17. Dezember 2012 in Kommentar


Sondern sie haben immerfort agitiert und ihre Kirchendistanz artikuliert. Das Zweite Vatikanische Konzil – Eine Bestandsaufnahme, Teil 6. Von Prof. Joseph Schumacher


Freiburg (kath.net) Das Christentum befindet sich in einem „final count down“, so sagt man im Englischen. Das gilt für die Volkskirchen, im Grunde aber auch wohl für die Freikirchen. Das Merkwürdige ist
nun, dass jene, die davon leben, zum allergrößten Teil dieses Faktum nicht wahrhaben wollen und den Abbruch als Aufbruch bezeichnen oder das, was vorher war, als unvergleichlich schlimmer deklarieren. Warum tun sie das? Weil die Wahrheit ihre Existenz bedrohen würde. Darum auch die exponierte Sorge, dass das äußere System nicht angetastet wird, dass die Institution in keiner Weise in Frage gestellt wird, obwohl sie sich sagen müssten, dass da Selbstzerstörung betrieben wird. Allein, soweit sie wirklich eine Ahnung davon haben, trösten sie sich mit der Devise „nach uns die Sintflut“. Das liegt nahe, da der exzessive Egoismus ohnehin die letzte Ursache ist für all das, was hier beklagt wird. Das Nichterkennen oder Nichterkennen-Wollen der verhängnisvollen Situation gehört wohl auch sonst zum Phänomen des Niedergangs der Kulturen.

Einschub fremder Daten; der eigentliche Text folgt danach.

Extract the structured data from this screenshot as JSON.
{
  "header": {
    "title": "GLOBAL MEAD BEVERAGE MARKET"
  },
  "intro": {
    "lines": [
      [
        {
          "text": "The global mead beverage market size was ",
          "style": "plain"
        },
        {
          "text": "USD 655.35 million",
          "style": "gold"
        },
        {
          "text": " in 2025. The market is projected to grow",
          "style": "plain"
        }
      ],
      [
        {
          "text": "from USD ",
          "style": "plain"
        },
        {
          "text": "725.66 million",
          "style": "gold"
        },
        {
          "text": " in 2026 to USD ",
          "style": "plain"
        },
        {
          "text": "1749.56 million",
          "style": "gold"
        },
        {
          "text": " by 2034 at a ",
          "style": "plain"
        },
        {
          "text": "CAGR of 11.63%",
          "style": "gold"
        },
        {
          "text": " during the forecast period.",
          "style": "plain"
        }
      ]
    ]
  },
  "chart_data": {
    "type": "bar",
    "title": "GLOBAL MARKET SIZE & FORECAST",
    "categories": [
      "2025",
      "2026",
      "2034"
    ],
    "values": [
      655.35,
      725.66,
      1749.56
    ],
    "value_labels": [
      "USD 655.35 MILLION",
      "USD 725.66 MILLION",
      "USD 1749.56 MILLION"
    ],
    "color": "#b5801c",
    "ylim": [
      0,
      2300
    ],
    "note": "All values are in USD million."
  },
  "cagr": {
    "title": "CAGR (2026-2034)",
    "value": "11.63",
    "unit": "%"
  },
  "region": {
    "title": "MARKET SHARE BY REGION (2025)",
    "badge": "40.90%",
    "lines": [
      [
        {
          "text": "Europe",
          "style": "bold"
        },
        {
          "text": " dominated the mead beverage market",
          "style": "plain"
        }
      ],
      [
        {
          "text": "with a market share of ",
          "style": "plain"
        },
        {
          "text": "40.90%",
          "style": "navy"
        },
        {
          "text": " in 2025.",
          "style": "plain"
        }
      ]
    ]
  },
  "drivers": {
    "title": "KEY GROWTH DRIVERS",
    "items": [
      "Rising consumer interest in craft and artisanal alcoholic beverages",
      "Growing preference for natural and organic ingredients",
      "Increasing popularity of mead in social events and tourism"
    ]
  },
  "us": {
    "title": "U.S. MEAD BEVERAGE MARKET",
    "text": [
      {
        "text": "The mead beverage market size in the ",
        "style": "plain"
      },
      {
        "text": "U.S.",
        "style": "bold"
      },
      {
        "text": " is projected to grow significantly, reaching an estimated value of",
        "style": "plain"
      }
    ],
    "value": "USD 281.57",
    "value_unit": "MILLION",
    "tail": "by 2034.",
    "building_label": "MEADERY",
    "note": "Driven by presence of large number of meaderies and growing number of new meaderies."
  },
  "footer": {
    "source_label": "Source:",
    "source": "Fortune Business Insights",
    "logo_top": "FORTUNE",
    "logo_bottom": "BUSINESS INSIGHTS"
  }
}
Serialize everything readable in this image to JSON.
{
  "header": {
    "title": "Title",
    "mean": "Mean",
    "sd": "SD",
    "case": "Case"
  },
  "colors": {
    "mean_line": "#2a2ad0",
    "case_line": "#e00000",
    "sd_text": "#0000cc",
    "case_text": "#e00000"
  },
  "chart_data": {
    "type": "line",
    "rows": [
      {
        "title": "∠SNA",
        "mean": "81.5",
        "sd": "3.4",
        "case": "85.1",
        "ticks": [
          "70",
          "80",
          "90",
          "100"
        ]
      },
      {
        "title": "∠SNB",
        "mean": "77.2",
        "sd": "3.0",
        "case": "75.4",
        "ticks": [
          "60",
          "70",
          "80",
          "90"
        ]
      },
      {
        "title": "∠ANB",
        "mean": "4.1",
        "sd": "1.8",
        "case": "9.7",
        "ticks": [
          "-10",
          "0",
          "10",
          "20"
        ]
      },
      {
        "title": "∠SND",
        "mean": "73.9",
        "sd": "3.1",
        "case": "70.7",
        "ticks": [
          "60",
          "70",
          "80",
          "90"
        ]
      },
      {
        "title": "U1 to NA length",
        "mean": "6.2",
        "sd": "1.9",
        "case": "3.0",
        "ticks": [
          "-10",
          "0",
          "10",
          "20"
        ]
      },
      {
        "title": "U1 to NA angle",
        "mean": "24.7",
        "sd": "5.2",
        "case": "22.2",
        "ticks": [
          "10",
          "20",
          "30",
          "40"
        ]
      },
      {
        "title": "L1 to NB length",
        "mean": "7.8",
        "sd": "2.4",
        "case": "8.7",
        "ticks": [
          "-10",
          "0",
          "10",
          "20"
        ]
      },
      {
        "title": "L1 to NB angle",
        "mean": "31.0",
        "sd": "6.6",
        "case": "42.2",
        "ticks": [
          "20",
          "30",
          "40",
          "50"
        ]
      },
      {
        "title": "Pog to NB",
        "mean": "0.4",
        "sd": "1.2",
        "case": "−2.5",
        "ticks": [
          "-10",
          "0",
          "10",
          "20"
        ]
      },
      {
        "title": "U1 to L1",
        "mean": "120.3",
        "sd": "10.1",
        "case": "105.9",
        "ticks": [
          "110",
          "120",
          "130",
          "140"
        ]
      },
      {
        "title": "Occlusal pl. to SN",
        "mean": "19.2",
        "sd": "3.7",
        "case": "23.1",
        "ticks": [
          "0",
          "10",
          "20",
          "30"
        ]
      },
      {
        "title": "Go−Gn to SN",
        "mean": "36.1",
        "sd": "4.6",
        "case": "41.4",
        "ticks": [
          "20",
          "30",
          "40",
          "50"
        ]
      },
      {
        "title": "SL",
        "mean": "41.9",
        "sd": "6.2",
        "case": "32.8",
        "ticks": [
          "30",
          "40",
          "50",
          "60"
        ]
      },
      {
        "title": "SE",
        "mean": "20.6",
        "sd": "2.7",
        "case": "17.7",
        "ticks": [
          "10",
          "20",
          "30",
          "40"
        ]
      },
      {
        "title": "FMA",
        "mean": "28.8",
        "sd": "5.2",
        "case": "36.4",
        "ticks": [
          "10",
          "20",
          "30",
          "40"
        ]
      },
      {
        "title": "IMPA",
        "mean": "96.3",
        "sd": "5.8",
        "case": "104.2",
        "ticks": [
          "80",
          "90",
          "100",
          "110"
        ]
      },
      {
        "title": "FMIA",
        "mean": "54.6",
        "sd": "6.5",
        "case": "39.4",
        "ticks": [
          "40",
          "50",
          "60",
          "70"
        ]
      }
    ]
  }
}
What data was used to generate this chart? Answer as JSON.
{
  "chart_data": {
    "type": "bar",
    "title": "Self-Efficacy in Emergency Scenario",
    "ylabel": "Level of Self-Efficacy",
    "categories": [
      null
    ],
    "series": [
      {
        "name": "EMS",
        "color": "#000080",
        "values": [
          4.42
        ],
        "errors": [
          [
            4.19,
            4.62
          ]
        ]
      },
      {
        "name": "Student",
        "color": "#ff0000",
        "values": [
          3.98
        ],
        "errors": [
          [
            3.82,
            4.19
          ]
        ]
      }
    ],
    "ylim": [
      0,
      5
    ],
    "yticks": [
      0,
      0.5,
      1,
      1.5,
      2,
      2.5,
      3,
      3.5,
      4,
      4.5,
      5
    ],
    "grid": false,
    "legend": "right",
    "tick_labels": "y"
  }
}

Die entscheidende Lösung der Frage nach dem Grund dafür, dass die guten Früchte des Konzils ausgeblieben sind, ist die, dass heute in der Theologie, auch in der katholischen, vielfach ein oberflächlicher Agnostizismus oder Positivismus dominiert, dass heute viele katholische Theologen lehren, es gebe keine Wahrheit in der Theologie, zumindest könne sie nicht erkannt werden, in der Theologie gebe es nur Meinungen und Argumente für diese Meinungen, Argumente, die sich jedoch morgen als falsch erweisen könnten. Sie sprechen hier von Überzeugungen, bedenken dabei jedoch nicht, dass Überzeugungen, von denen man annimmt, dass sie sich morgen als falsch erweisen können, keine Überzeugungen sind. Die Dogmen werden in der Theologie und auch in der Verkündigung weithin nicht mehr als Aussagen über übernatürliche Realitäten verstanden, sondern als spezifisch getönte Betroffenheit, als subjektives Angesprochenwerden, als persönliche Widerfahrnisse und religiöse Erlebnisse, als Ausdruck des vom Menschen gewonnenen Bewusstseins seiner Beziehung zu Gott, als Symbol des Göttlichen. Seit dem „Tod der Metaphysik“, zu dem sich allzu viele Theologen bekennen, gibt es im Denken vieler keine Möglichkeit mehr, Weltjenseitiges zu erkennen und in Worte zu fassen, hat der Glaube weithin keinen realen Wert mehr, sondern nur noch einen psychologischen. Konsequenterweise werden dann die Sakramente nur noch als Rituale betrachtet.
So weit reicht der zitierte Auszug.